De stelling dat het einde van de Koude Oorlog meteen ook het einde van de vooruitgang van de menselijke geschiedenis markeert staat tegenover het historisch materialisme, de filosofie van de geschiedenis die verdedigd werd door Karl Marx. Het einde van de geschiedenis zoals die door Marx verdedigd werd, is een tijd waarin klasseverschillen niet langer voorkomen, waarbij hij uitgaat van de overtuiging dat deze onderscheidingen de oorzaak zijn geweest van de evolutie binnen elke bestaande samenlevingen tot nu toe. Hij noemt deze eindpositie van klasseloosheid, die onvermijdelijk zal gerealiseerd worden (hoewel hij nooit precies aangeeft wanneer dit het geval zal zijn) het communisme.
De stelling van Fukuyama die geponeerd wordt aan het einde van de Koude Oorlog, bevat een duidelijke verwijzing naar de historische dialectiek van Marx. Fukuyama zelf keert terug naar het werk van de oorspronkelijke bron van de dialectiek van Marx, namelijk dat van Hegel (en in het bijzonder de interpretatie van diens werk door de Franse denker Alexandre Kojève) door te argumenteren dat er een historische vooruitgang heeft bestaan, die geleid heeft naar de ontwikkeling van een seculiere, vrije markt-democratie. Fukuyama lijkt deze oriëntering naar het werk van Kojève te hebben overgenomen van de vooraanstaande Straussiaans geïnspireerde politiek-filosoofAllan Bloom, waarbij Fukuyama in opleiding is geweest.
In het Engels:
Francis Fukuyama, The end of history and the last man, Free Press, 1992.(ISBN 0-02-910975-2)

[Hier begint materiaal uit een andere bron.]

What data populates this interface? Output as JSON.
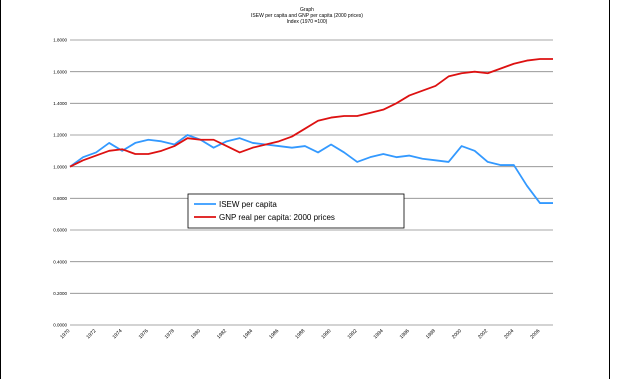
{
  "chart_data": {
    "type": "line",
    "title_lines": [
      "Graph",
      "ISEW per capita and GNP per capita (2000 prices)",
      "Index (1970 =100)"
    ],
    "x": [
      1970,
      1971,
      1972,
      1973,
      1974,
      1975,
      1976,
      1977,
      1978,
      1979,
      1980,
      1981,
      1982,
      1983,
      1984,
      1985,
      1986,
      1987,
      1988,
      1989,
      1990,
      1991,
      1992,
      1993,
      1994,
      1995,
      1996,
      1997,
      1998,
      1999,
      2000,
      2001,
      2002,
      2003,
      2004,
      2005,
      2006,
      2007
    ],
    "x_tick_labels": [
      "1970",
      "1972",
      "1974",
      "1976",
      "1978",
      "1980",
      "1982",
      "1984",
      "1986",
      "1988",
      "1990",
      "1992",
      "1994",
      "1996",
      "1998",
      "2000",
      "2002",
      "2004",
      "2006"
    ],
    "y_tick_labels": [
      "0.0000",
      "0.2000",
      "0.4000",
      "0.6000",
      "0.8000",
      "1.0000",
      "1.2000",
      "1.4000",
      "1.6000",
      "1.8000"
    ],
    "ylim": [
      0,
      1.8
    ],
    "grid": true,
    "legend_placement": "center-left",
    "series": [
      {
        "name": "ISEW per capita",
        "color": "#3399ff",
        "values": [
          1.0,
          1.06,
          1.09,
          1.15,
          1.1,
          1.15,
          1.17,
          1.16,
          1.14,
          1.2,
          1.17,
          1.12,
          1.16,
          1.18,
          1.15,
          1.14,
          1.13,
          1.12,
          1.13,
          1.09,
          1.14,
          1.09,
          1.03,
          1.06,
          1.08,
          1.06,
          1.07,
          1.05,
          1.04,
          1.03,
          1.13,
          1.1,
          1.03,
          1.01,
          1.01,
          0.88,
          0.77,
          0.77
        ]
      },
      {
        "name": "GNP real per capita: 2000 prices",
        "color": "#dd1111",
        "values": [
          1.0,
          1.04,
          1.07,
          1.1,
          1.11,
          1.08,
          1.08,
          1.1,
          1.13,
          1.18,
          1.17,
          1.17,
          1.13,
          1.09,
          1.12,
          1.14,
          1.16,
          1.19,
          1.24,
          1.29,
          1.31,
          1.32,
          1.32,
          1.34,
          1.36,
          1.4,
          1.45,
          1.48,
          1.51,
          1.57,
          1.59,
          1.6,
          1.59,
          1.62,
          1.65,
          1.67,
          1.68,
          1.68
        ]
      }
    ]
  }
}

Er wordt gesuggereerd dat, hoewel het erg onaannemelijk is, de oorsprong van de term het einde van de geschiedenis gezocht moet worden in het boek 1066 and All That, geschreven door W.C. Sellar en R.J. Yeatman (1930). In hoofdstuk 62 van dit boek wordt beschreven hoe de geschiedenis tot haar einde komt wanneer de Verenigde Staten de positie van meest welvarende natie overneemt. De auteurs verwijzen naar deze gebeurtenis als the end of history. Het boek van Sellar en Yeatman is echter een unieke parodie op geschiedenisboeken en is nooit bedoeld om serieus genomen te worden.